ES: It sounds like it’s worked out to be a good move. You’ve made a smart choice and you have those options to race overseas, which is great. I was speaking to Regan Duffy, and he was saying he’s really good mates with you and mentioned it’d be pretty cool if you guys could head over to MXGP together next year. That would be ideal?
JB: Yeah, I mean, Regan, he’s a good kid. He’s been training with Ross since he was a young fella. Yeah, just growing up, I’ve known him quite well. He’s pretty dedicated to it and he’s got a lot of talent. I actually haven’t ridden with him in like the past five or six years because I’ve been away and every time I’ve been back he’s been in the offseason. Yeah, obviously with his big injury, it’s crazy. Hopefully he can get back up to where he was and obviously head over. And, like you said, it’d be ideal if we could head back over together or something like that.
ES: How is your shoulder now feeling with the nerve damage?

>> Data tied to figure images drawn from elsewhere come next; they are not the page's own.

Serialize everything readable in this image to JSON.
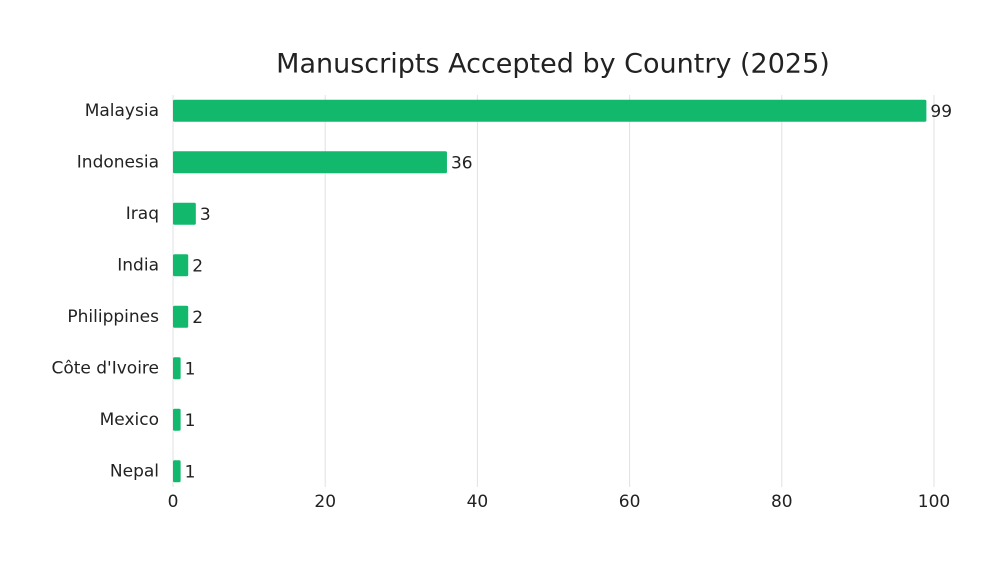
{
  "chart_data": {
    "type": "bar",
    "orientation": "horizontal",
    "title": "Manuscripts Accepted by Country (2025)",
    "categories": [
      "Malaysia",
      "Indonesia",
      "Iraq",
      "India",
      "Philippines",
      "Côte d'Ivoire",
      "Mexico",
      "Nepal"
    ],
    "values": [
      99,
      36,
      3,
      2,
      2,
      1,
      1,
      1
    ],
    "color": "#12b86c",
    "xlim": [
      0,
      100
    ],
    "xticks": [
      0,
      20,
      40,
      60,
      80,
      100
    ],
    "grid": true
  }
}
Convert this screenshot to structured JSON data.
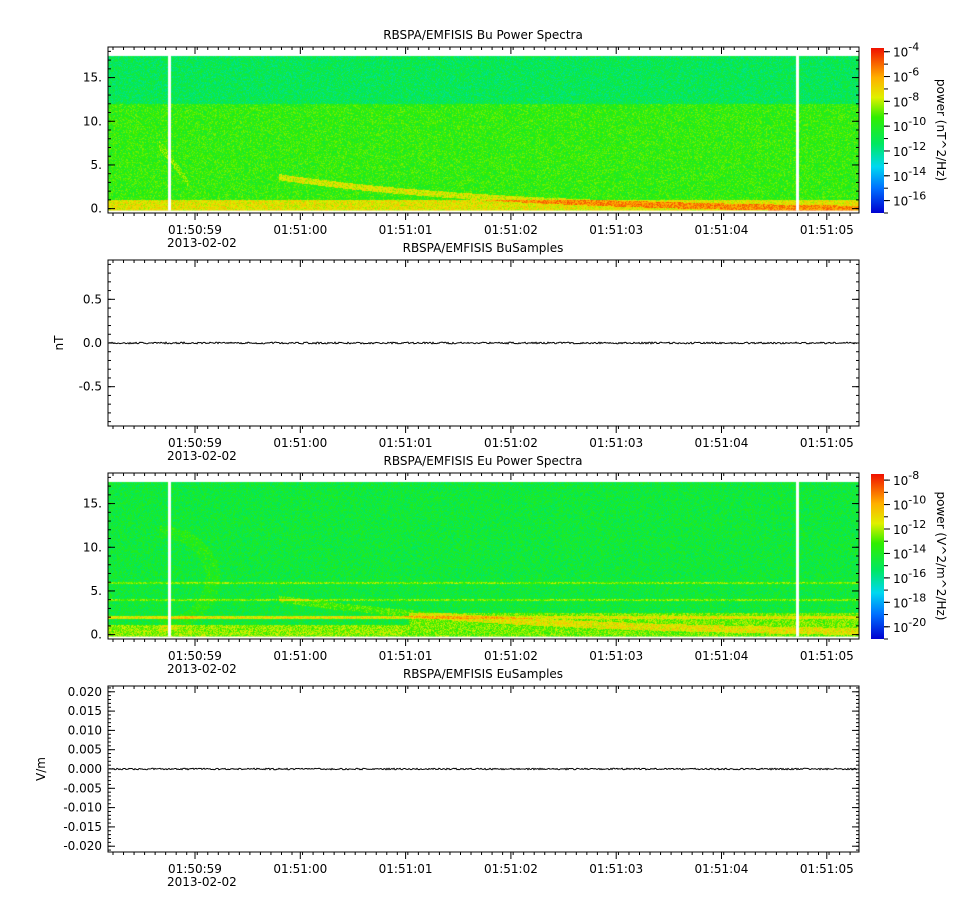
{
  "chart_data": [
    {
      "type": "heatmap",
      "title": "RBSPA/EMFISIS  Bu Power Spectra",
      "xlabel": "",
      "ylabel": "",
      "x_tick_labels": [
        "01:50:59",
        "01:51:00",
        "01:51:01",
        "01:51:02",
        "01:51:03",
        "01:51:04",
        "01:51:05"
      ],
      "x_date_label": "2013-02-02",
      "y_ticks": [
        0,
        5,
        10,
        15
      ],
      "y_tick_labels": [
        "0.",
        "5.",
        "10.",
        "15."
      ],
      "ylim": [
        -0.5,
        18.5
      ],
      "y_max_data": 17.5,
      "y_band_edge": 12,
      "colorbar": {
        "label": "power (nT^2/Hz)",
        "exponents": [
          -4,
          -6,
          -8,
          -10,
          -12,
          -14,
          -16
        ],
        "range_exp": [
          -17,
          -3.7
        ]
      },
      "gaps_x": [
        0.8,
        12.1
      ]
    },
    {
      "type": "line",
      "title": "RBSPA/EMFISIS  BuSamples",
      "xlabel": "",
      "ylabel": "nT",
      "x_tick_labels": [
        "01:50:59",
        "01:51:00",
        "01:51:01",
        "01:51:02",
        "01:51:03",
        "01:51:04",
        "01:51:05"
      ],
      "x_date_label": "2013-02-02",
      "y_ticks": [
        -0.5,
        0.0,
        0.5
      ],
      "y_tick_labels": [
        "-0.5",
        "0.0",
        "0.5"
      ],
      "ylim": [
        -0.95,
        0.95
      ],
      "series": [
        {
          "value": 0.0,
          "noise_amplitude": 0.01
        }
      ]
    },
    {
      "type": "heatmap",
      "title": "RBSPA/EMFISIS  Eu Power Spectra",
      "xlabel": "",
      "ylabel": "",
      "x_tick_labels": [
        "01:50:59",
        "01:51:00",
        "01:51:01",
        "01:51:02",
        "01:51:03",
        "01:51:04",
        "01:51:05"
      ],
      "x_date_label": "2013-02-02",
      "y_ticks": [
        0,
        5,
        10,
        15
      ],
      "y_tick_labels": [
        "0.",
        "5.",
        "10.",
        "15."
      ],
      "ylim": [
        -0.5,
        18.5
      ],
      "y_max_data": 17.5,
      "colorbar": {
        "label": "power (V^2/m^2/Hz)",
        "exponents": [
          -8,
          -10,
          -12,
          -14,
          -16,
          -18,
          -20
        ],
        "range_exp": [
          -21,
          -7.5
        ]
      },
      "gaps_x": [
        0.8,
        12.1
      ]
    },
    {
      "type": "line",
      "title": "RBSPA/EMFISIS  EuSamples",
      "xlabel": "",
      "ylabel": "V/m",
      "x_tick_labels": [
        "01:50:59",
        "01:51:00",
        "01:51:01",
        "01:51:02",
        "01:51:03",
        "01:51:04",
        "01:51:05"
      ],
      "x_date_label": "2013-02-02",
      "y_ticks": [
        0.02,
        0.015,
        0.01,
        0.005,
        0.0,
        -0.005,
        -0.01,
        -0.015,
        -0.02
      ],
      "y_tick_labels": [
        "0.020",
        "0.015",
        "0.010",
        "0.005",
        "0.000",
        "-0.005",
        "-0.010",
        "-0.015",
        "-0.020"
      ],
      "ylim": [
        -0.0215,
        0.0215
      ],
      "series": [
        {
          "value": 0.0,
          "noise_amplitude": 0.0002
        }
      ]
    }
  ]
}
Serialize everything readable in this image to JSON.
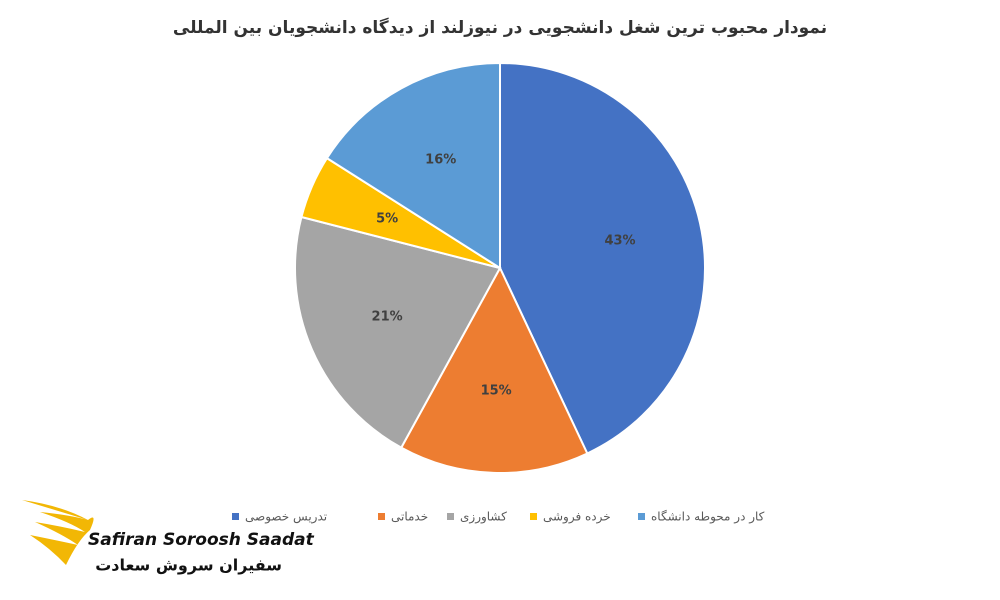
{
  "chart_data": {
    "type": "pie",
    "title": "نمودار محبوب ترین شغل دانشجویی در نیوزلند از دیدگاه دانشجویان بین المللی",
    "categories": [
      "تدریس خصوصی",
      "خدماتی",
      "کشاورزی",
      "خرده فروشی",
      "کار در محوطه دانشگاه"
    ],
    "values": [
      43,
      15,
      21,
      5,
      16
    ],
    "value_labels": [
      "43%",
      "15%",
      "21%",
      "5%",
      "16%"
    ],
    "colors": [
      "#4472c4",
      "#ed7d31",
      "#a5a5a5",
      "#ffc000",
      "#5b9bd5"
    ],
    "legend": "bottom"
  },
  "logo": {
    "name_en": "Safiran Soroosh Saadat",
    "name_fa": "سفیران سروش سعادت"
  }
}
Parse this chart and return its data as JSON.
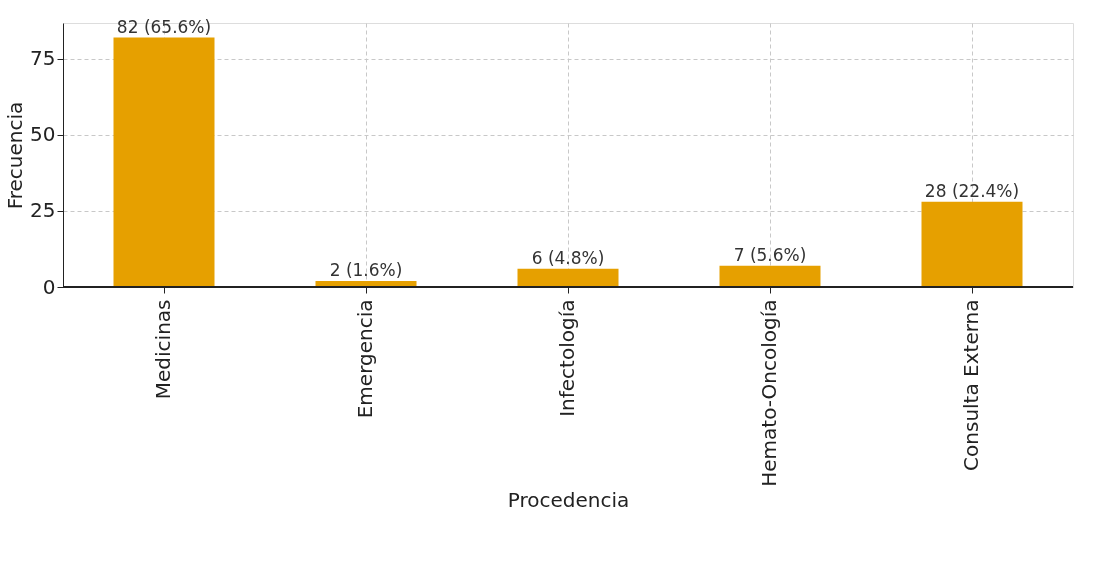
{
  "chart_data": {
    "type": "bar",
    "xlabel": "Procedencia",
    "ylabel": "Frecuencia",
    "categories": [
      "Medicinas",
      "Emergencia",
      "Infectología",
      "Hemato-Oncología",
      "Consulta Externa"
    ],
    "values": [
      82,
      2,
      6,
      7,
      28
    ],
    "color": "#e6a000",
    "value_labels": [
      "82 (65.6%)",
      "2 (1.6%)",
      "6 (4.8%)",
      "7 (5.6%)",
      "28 (22.4%)"
    ],
    "ylim": [
      0,
      86.8
    ],
    "yticks": [
      0,
      25,
      50,
      75
    ],
    "grid": true
  }
}
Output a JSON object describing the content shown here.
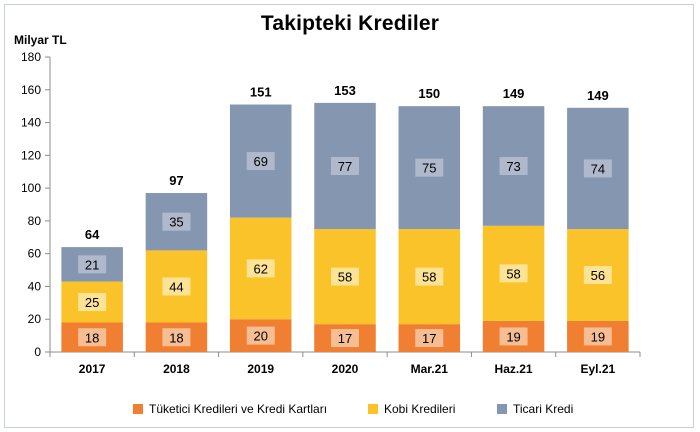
{
  "chart_data": {
    "type": "bar",
    "stacked": true,
    "title": "Takipteki Krediler",
    "ylabel": "Milyar TL",
    "xlabel": "",
    "ylim": [
      0,
      180
    ],
    "yticks": [
      0,
      20,
      40,
      60,
      80,
      100,
      120,
      140,
      160,
      180
    ],
    "categories": [
      "2017",
      "2018",
      "2019",
      "2020",
      "Mar.21",
      "Haz.21",
      "Eyl.21"
    ],
    "series": [
      {
        "name": "Tüketici Kredileri ve Kredi Kartları",
        "color": "#f07f32",
        "values": [
          18,
          18,
          20,
          17,
          17,
          19,
          19
        ]
      },
      {
        "name": "Kobi Kredileri",
        "color": "#fbc32a",
        "values": [
          25,
          44,
          62,
          58,
          58,
          58,
          56
        ]
      },
      {
        "name": "Ticari Kredi",
        "color": "#8596b0",
        "values": [
          21,
          35,
          69,
          77,
          75,
          73,
          74
        ]
      }
    ],
    "totals": [
      64,
      97,
      151,
      153,
      150,
      149,
      149
    ],
    "grid": false,
    "legend_position": "bottom"
  }
}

JB: It’s definitely a lot better. I had like probably two months completely off the bike and everything to relax it after the season had finished. I then came back here and saw some physios and I’ve been getting heaps of massages and stuff on it. It’s slowly getting better. So yeah, I think with nerve damage, it just takes a lot of time and everything like that, which is a pain. But at the end of the day, it’s definitely getting better and better.
ES: I wanted to ask you also about last season in MXGP – what were the key takeaways or things you learned racing against those heavy hitters? Was there something that struck you particularly or was it sort of just a pretty natural step up from MX2 for you?
JB: I mean, it depends how you look at it when you come from MX2, as you’re like racing guys that you’ve always watched and older guys like that. But I think when you’re on the line, and you’re focused on doing your own thing, you don’t really think about that when you’re in the moment. Maybe before the races and stuff like that you think “yeah I’m racing these guys again”. But yeah, as I said, when you’re actually in the race, or in the moment, you don’t really think about it that much.
You’re just thinking about trying to do the best you possibly can in that race, regardless of who you are racing. So for me on that side, it was cool to race them, but at the same time, it wasn’t that much different than any normal race. So yeah, I prepare and go to any race the exact same way.